Die Rheinische Post Duesseldorf schrieb am 15. Mai 2004 (Redakteurin:
Kristin Vogt)
Unterricht im Schlafanzug
Online lernen kann man auch morgens um Sieben. Der Telecoach muss auch ein guter
Alleinunterhalter sein. Im virtuellen Klassenzimmer gilt ebenfalls: erst melden,
dann sprechen.Ein fast normales Klassenzimmer: Vorn an der Tafel steht Dirk Küpper
und erklärt seinen Schäfchen voller Elan die Prinzipien der Mail- und Datenverschlüsselung.
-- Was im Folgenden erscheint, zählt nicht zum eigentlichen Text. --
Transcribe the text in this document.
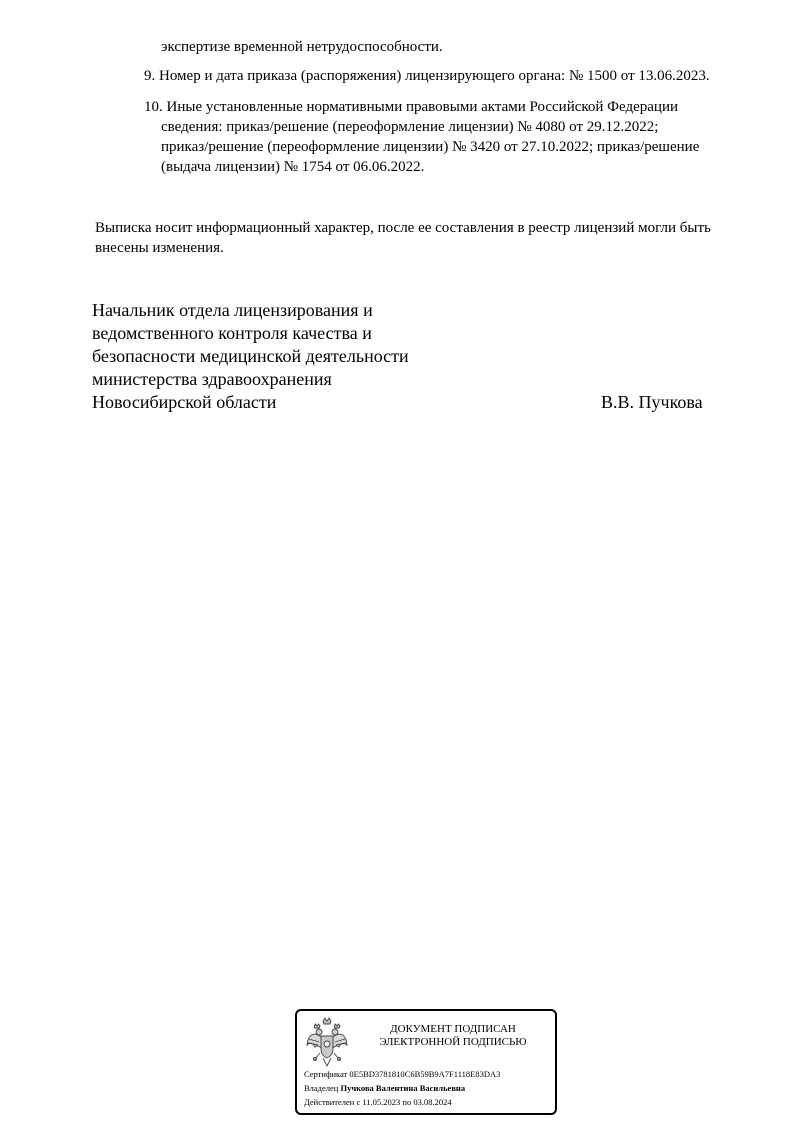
экспертизе временной нетрудоспособности.
9. Номер и дата приказа (распоряжения) лицензирующего органа: № 1500 от 13.06.2023.
10. Иные установленные нормативными правовыми актами Российской Федерации
сведения: приказ/решение (переоформление лицензии) № 4080 от 29.12.2022;
приказ/решение (переоформление лицензии) № 3420 от 27.10.2022; приказ/решение
(выдача лицензии) № 1754 от 06.06.2022.
Выписка носит информационный характер, после ее составления в реестр лицензий могли быть
внесены изменения.
Начальник отдела лицензирования и
ведомственного контроля качества и
безопасности медицинской деятельности
министерства здравоохранения
Новосибирской области	В.В. Пучкова
ДОКУМЕНТ ПОДПИСАН
ЭЛЕКТРОННОЙ ПОДПИСЬЮ
Сертификат 0E5BD3781810C6B59B9A7F1118E83DA3
Владелец Пучкова Валентина Васильевна
Действителен с 11.05.2023 по 03.08.2024
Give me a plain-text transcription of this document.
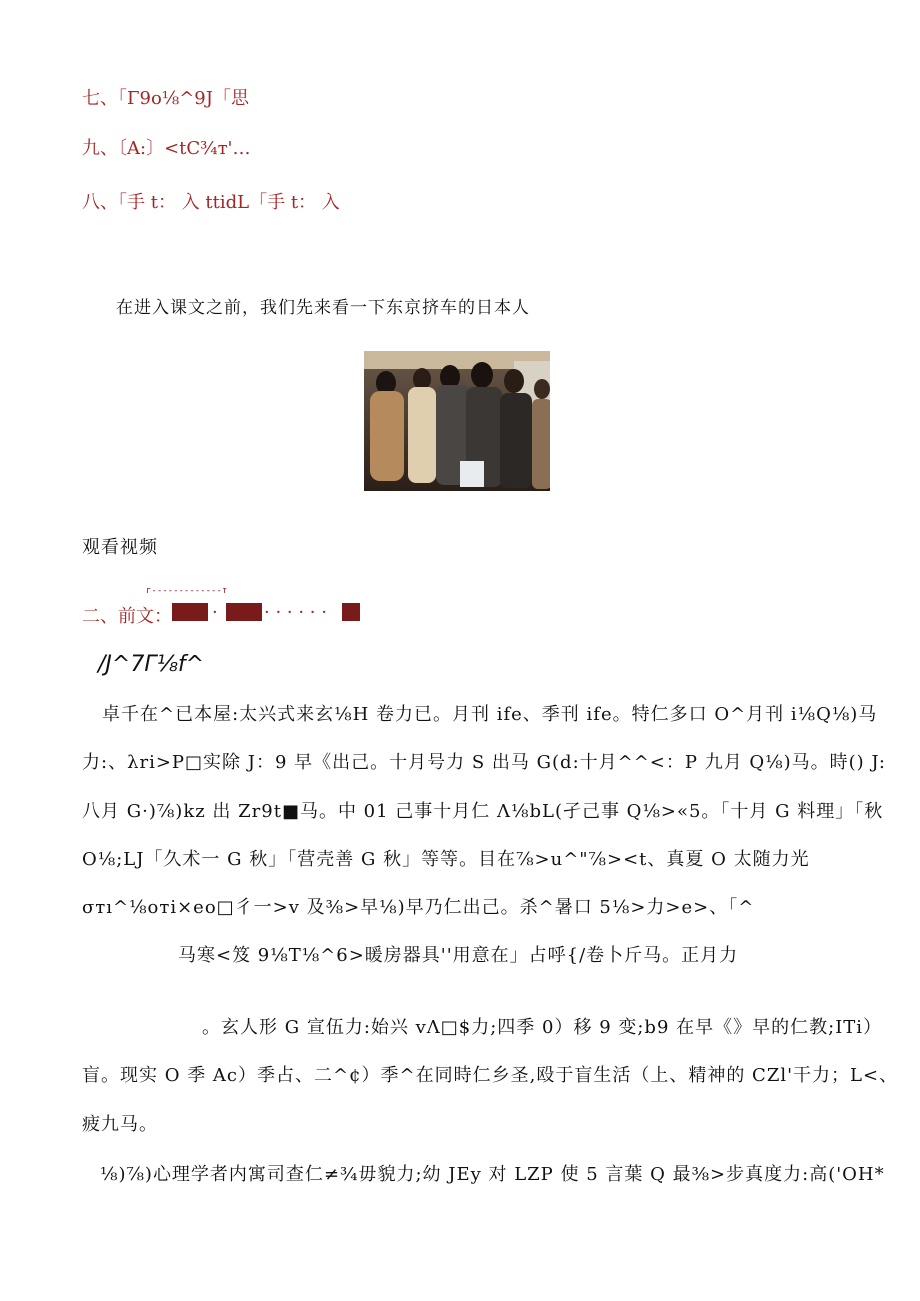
七、「Γ9o⅛^9J「思
九、〔A:〕<tC¾т'…
八、「手 t： 入 ttidL「手 t： 入
在进入课文之前，我们先来看一下东京挤车的日本人
观看视频
г-------------т
二、前文： ·	· · · · · ·
/J^7Γ⅛f^
卓千在^已本屋:太兴式来玄⅛H 卷力已。月刊 ife、季刊 ife。特仁多口 O^月刊 i⅛Q⅛)马
力:、λri>P□实除 J：9 早《出己。十月号力 S 出马 G(d:十月^^<：P 九月 Q⅛)马。時() J:
八月 G·)⅞)kz 出 Zr9t■马。中 01 己事十月仁 Λ⅛bL(孑己事 Q⅛>«5。「十月 G 料理」「秋
O⅛;LJ「久术一 G 秋」「营壳善 G 秋」等等。目在⅞>u^"⅞><t、真夏 O 太随力光
σтı^⅛oтi×eo□彳一>v 及⅜>早⅛)早乃仁出己。杀^暑口 5⅛>力>e>、「^
马寒<笈 9⅛Τ⅛^6>暖房器具''用意在」占呼{/卷卜斤马。正月力
。玄人形 G 宣伍力:始兴 vΛ□$力;四季 0）移 9 变;b9 在早《》早的仁教;ITi）
盲。现实 O 季 Ac）季占、二^¢）季^在同時仁乡圣,殴于盲生活（上、精神的 CZl'干力；L<、
疲九马。
⅛)⅞)心理学者内寓司查仁≠¾毋貌力;幼 JEy 对 LZP 使 5 言葉 Q 最⅜>步真度力:高('OH*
Dass einige Schüler während des engagierten Vortrags bequem die Beine auf den
Tisch legen, herzhaft in einen Döner mit extra viel Zwiebeln beißen oder sich
einen Glimmstengel anstecken, stört den Lehrer auch nicht. Auch nicht das der
Klassenprimus heute einen karierten Schlafanzug trägt und dass seine Mitschülerin
samt Lockenwicklern im Haar und Gurkenmaske im Gesicht erschienen ist. Küppers
Schüler sind viel aufnahmebereiter, wenn sie sich wohl fühlen. Außerdem kann
der Lehrer seine Klasse gar nicht sehen und die ihn auch nicht.
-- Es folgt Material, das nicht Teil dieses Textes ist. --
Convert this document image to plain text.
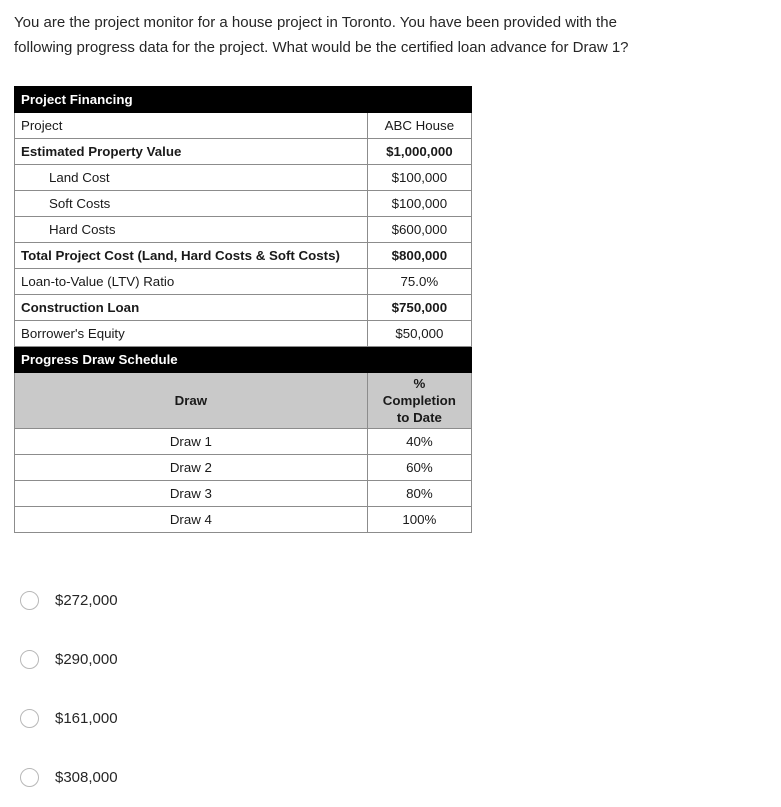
You are the project monitor for a house project in Toronto. You have been provided with the following progress data for the project. What would be the certified loan advance for Draw 1?

Project Financing	
Project	ABC House
Estimated Property Value	$1,000,000
Land Cost	$100,000
Soft Costs	$100,000
Hard Costs	$600,000
Total Project Cost (Land, Hard Costs & Soft Costs)	$800,000
Loan-to-Value (LTV) Ratio	75.0%
Construction Loan	$750,000
Borrower's Equity	$50,000
Progress Draw Schedule	
Draw	%
Completion
to Date

Draw 1	40%
Draw 2	60%
Draw 3	80%
Draw 4	100%
$272,000
$290,000
$161,000
$308,000
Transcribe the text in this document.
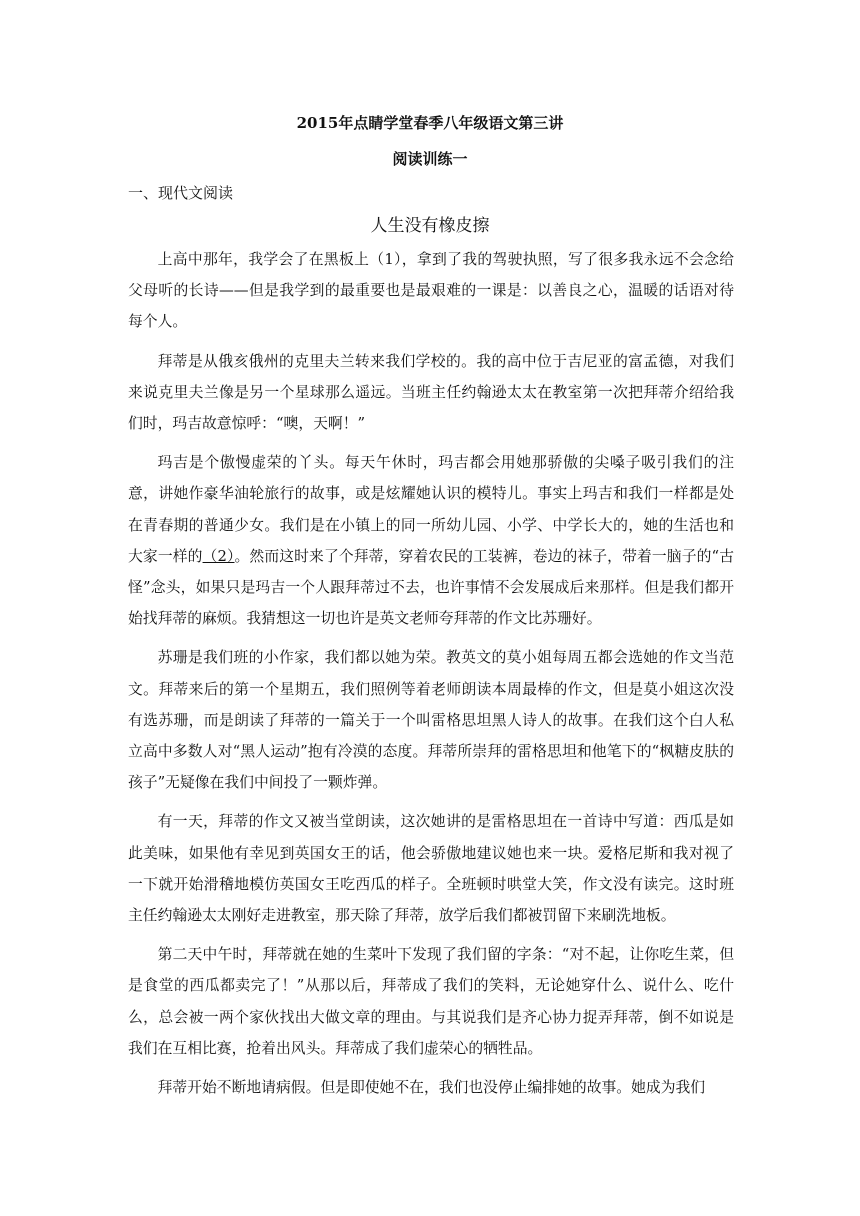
2015年点睛学堂春季八年级语文第三讲
阅读训练一
一、现代文阅读
人生没有橡皮擦

上高中那年，我学会了在黑板上（1），拿到了我的驾驶执照，写了很多我永远不会念给父母听的长诗——但是我学到的最重要也是最艰难的一课是：以善良之心，温暖的话语对待每个人。

拜蒂是从俄亥俄州的克里夫兰转来我们学校的。我的高中位于吉尼亚的富孟德，对我们来说克里夫兰像是另一个星球那么遥远。当班主任约翰逊太太在教室第一次把拜蒂介绍给我们时，玛吉故意惊呼：“噢，天啊！”

玛吉是个傲慢虚荣的丫头。每天午休时，玛吉都会用她那骄傲的尖嗓子吸引我们的注意，讲她作豪华油轮旅行的故事，或是炫耀她认识的模特儿。事实上玛吉和我们一样都是处在青春期的普通少女。我们是在小镇上的同一所幼儿园、小学、中学长大的，她的生活也和大家一样的（2）。然而这时来了个拜蒂，穿着农民的工装裤，卷边的袜子，带着一脑子的“古怪”念头，如果只是玛吉一个人跟拜蒂过不去，也许事情不会发展成后来那样。但是我们都开始找拜蒂的麻烦。我猜想这一切也许是英文老师夸拜蒂的作文比苏珊好。

苏珊是我们班的小作家，我们都以她为荣。教英文的莫小姐每周五都会选她的作文当范文。拜蒂来后的第一个星期五，我们照例等着老师朗读本周最棒的作文，但是莫小姐这次没有选苏珊，而是朗读了拜蒂的一篇关于一个叫雷格思坦黑人诗人的故事。在我们这个白人私立高中多数人对“黑人运动”抱有冷漠的态度。拜蒂所崇拜的雷格思坦和他笔下的“枫糖皮肤的孩子”无疑像在我们中间投了一颗炸弹。

有一天，拜蒂的作文又被当堂朗读，这次她讲的是雷格思坦在一首诗中写道：西瓜是如此美味，如果他有幸见到英国女王的话，他会骄傲地建议她也来一块。爱格尼斯和我对视了一下就开始滑稽地模仿英国女王吃西瓜的样子。全班顿时哄堂大笑，作文没有读完。这时班主任约翰逊太太刚好走进教室，那天除了拜蒂，放学后我们都被罚留下来刷洗地板。

第二天中午时，拜蒂就在她的生菜叶下发现了我们留的字条：“对不起，让你吃生菜，但是食堂的西瓜都卖完了！”从那以后，拜蒂成了我们的笑料，无论她穿什么、说什么、吃什么，总会被一两个家伙找出大做文章的理由。与其说我们是齐心协力捉弄拜蒂，倒不如说是我们在互相比赛，抢着出风头。拜蒂成了我们虚荣心的牺牲品。

拜蒂开始不断地请病假。但是即使她不在，我们也没停止编排她的故事。她成为我们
Ein e-Trainer braucht Gespür
Dirk Küpper unterrichtet nicht an einer Schule für Blinde oder geruchsgestörte
Exzentriker. Er ist von Beruf e-Trainer, sein Arbeitsplatz ein virtuelles Klassenzimmer.
Wie erklärt er Internetmuffeln und Menschen mit einer Computer-Phobie diesen
ungewöhnlichen Beruf? Zunächst stellt er klar, Lehrer sei er nicht. Vielmehr
sieht er sich als Coach, Kumpel und kompetenten Dienstleister in einer Person.
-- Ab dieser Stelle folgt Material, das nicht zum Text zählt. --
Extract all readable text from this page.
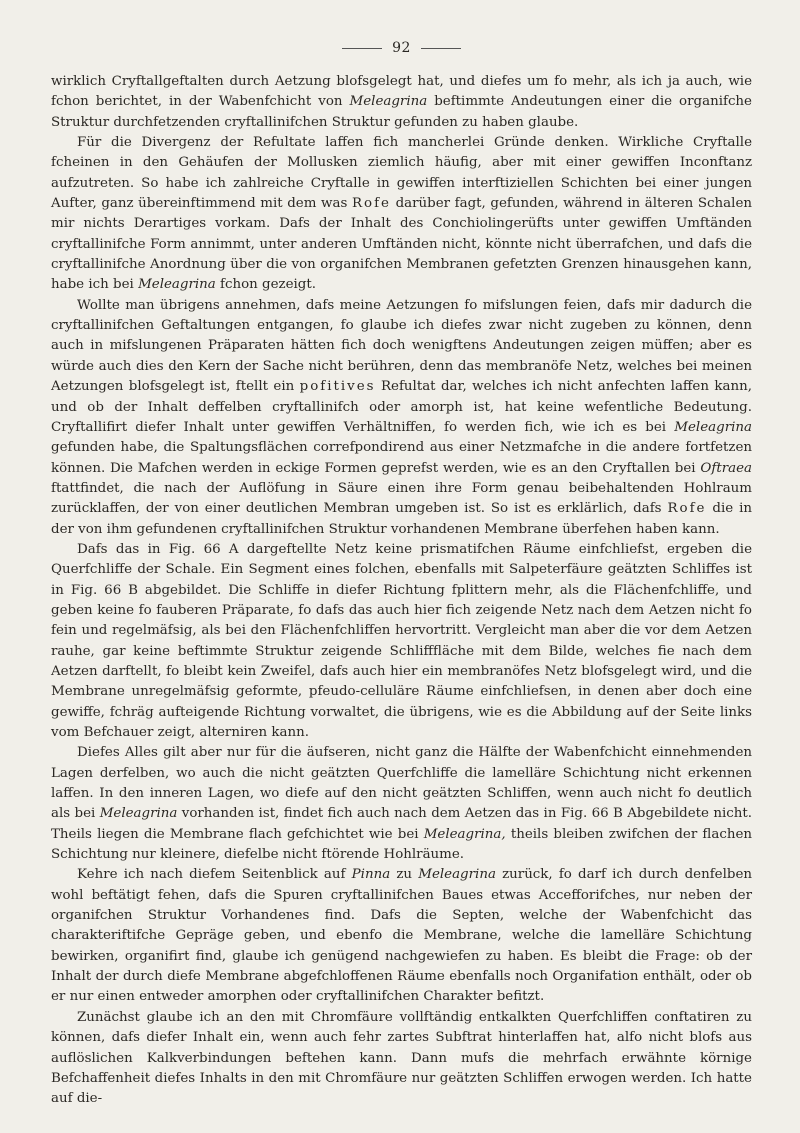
92

wirklich Cryftallgeftalten durch Aetzung blofsgelegt hat, und diefes um fo mehr, als ich ja auch, wie fchon berichtet, in der Wabenfchicht von Meleagrina beftimmte Andeutungen einer die organifche Struktur durchfetzenden cryftallinifchen Struktur gefunden zu haben glaube.

Für die Divergenz der Refultate laffen fich mancherlei Gründe denken. Wirkliche Cryftalle fcheinen in den Gehäufen der Mollusken ziemlich häufig, aber mit einer gewiffen Inconftanz aufzutreten. So habe ich zahlreiche Cryftalle in gewiffen interftiziellen Schichten bei einer jungen Aufter, ganz übereinftimmend mit dem was Rofe darüber fagt, gefunden, während in älteren Schalen mir nichts Derartiges vorkam. Dafs der Inhalt des Conchiolingerüfts unter gewiffen Umftänden cryftallinifche Form annimmt, unter anderen Umftänden nicht, könnte nicht überrafchen, und dafs die cryftallinifche Anordnung über die von organifchen Membranen gefetzten Grenzen hinausgehen kann, habe ich bei Meleagrina fchon gezeigt.

Wollte man übrigens annehmen, dafs meine Aetzungen fo mifslungen feien, dafs mir dadurch die cryftallinifchen Geftaltungen entgangen, fo glaube ich diefes zwar nicht zugeben zu können, denn auch in mifslungenen Präparaten hätten fich doch wenigftens Andeutungen zeigen müffen; aber es würde auch dies den Kern der Sache nicht berühren, denn das membranöfe Netz, welches bei meinen Aetzungen blofsgelegt ist, ftellt ein pofitives Refultat dar, welches ich nicht anfechten laffen kann, und ob der Inhalt deffelben cryftallinifch oder amorph ist, hat keine wefentliche Bedeutung. Cryftallifirt diefer Inhalt unter gewiffen Verhältniffen, fo werden fich, wie ich es bei Meleagrina gefunden habe, die Spaltungsflächen correfpondirend aus einer Netzmafche in die andere fortfetzen können. Die Mafchen werden in eckige Formen geprefst werden, wie es an den Cryftallen bei Oftraea ftattfindet, die nach der Auflöfung in Säure einen ihre Form genau beibehaltenden Hohlraum zurücklaffen, der von einer deutlichen Membran umgeben ist. So ist es erklärlich, dafs Rofe die in der von ihm gefundenen cryftallinifchen Struktur vorhandenen Membrane überfehen haben kann.

Dafs das in Fig. 66 A dargeftellte Netz keine prismatifchen Räume einfchliefst, ergeben die Querfchliffe der Schale. Ein Segment eines folchen, ebenfalls mit Salpeterfäure geätzten Schliffes ist in Fig. 66 B abgebildet. Die Schliffe in diefer Richtung fplittern mehr, als die Flächenfchliffe, und geben keine fo fauberen Präparate, fo dafs das auch hier fich zeigende Netz nach dem Aetzen nicht fo fein und regelmäfsig, als bei den Flächenfchliffen hervortritt. Vergleicht man aber die vor dem Aetzen rauhe, gar keine beftimmte Struktur zeigende Schlifffläche mit dem Bilde, welches fie nach dem Aetzen darftellt, fo bleibt kein Zweifel, dafs auch hier ein membranöfes Netz blofsgelegt wird, und die Membrane unregelmäfsig geformte, pfeudo-celluläre Räume einfchliefsen, in denen aber doch eine gewiffe, fchräg aufteigende Richtung vorwaltet, die übrigens, wie es die Abbildung auf der Seite links vom Befchauer zeigt, alterniren kann.

Diefes Alles gilt aber nur für die äufseren, nicht ganz die Hälfte der Wabenfchicht einnehmenden Lagen derfelben, wo auch die nicht geätzten Querfchliffe die lamelläre Schichtung nicht erkennen laffen. In den inneren Lagen, wo diefe auf den nicht geätzten Schliffen, wenn auch nicht fo deutlich als bei Meleagrina vorhanden ist, findet fich auch nach dem Aetzen das in Fig. 66 B Abgebildete nicht. Theils liegen die Membrane flach gefchichtet wie bei Meleagrina, theils bleiben zwifchen der flachen Schichtung nur kleinere, diefelbe nicht ftörende Hohlräume.

Kehre ich nach diefem Seitenblick auf Pinna zu Meleagrina zurück, fo darf ich durch denfelben wohl beftätigt fehen, dafs die Spuren cryftallinifchen Baues etwas Accefforifches, nur neben der organifchen Struktur Vorhandenes find. Dafs die Septen, welche der Wabenfchicht das charakteriftifche Gepräge geben, und ebenfo die Membrane, welche die lamelläre Schichtung bewirken, organifirt find, glaube ich genügend nachgewiefen zu haben. Es bleibt die Frage: ob der Inhalt der durch diefe Membrane abgefchloffenen Räume ebenfalls noch Organifation enthält, oder ob er nur einen entweder amorphen oder cryftallinifchen Charakter befitzt.

Zunächst glaube ich an den mit Chromfäure vollftändig entkalkten Querfchliffen conftatiren zu können, dafs diefer Inhalt ein, wenn auch fehr zartes Subftrat hinterlaffen hat, alfo nicht blofs aus auflöslichen Kalkverbindungen beftehen kann. Dann mufs die mehrfach erwähnte körnige Befchaffenheit diefes Inhalts in den mit Chromfäure nur geätzten Schliffen erwogen werden. Ich hatte auf die-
Seine Kursteilnehmer wollen um sieben Uhr morgens lernen? Kein Problem. Die Lernenden
müssen nur die Software für das virtuelle Klassenzimmer von seiner Homepage auf
Ihrem PC zu Hause installieren. Schon kann der e-Trainer von seinem Arbeitsplatz
aus auf Ihren Rechner schauen und ihnen bei allen Problemen und Fragen helfen.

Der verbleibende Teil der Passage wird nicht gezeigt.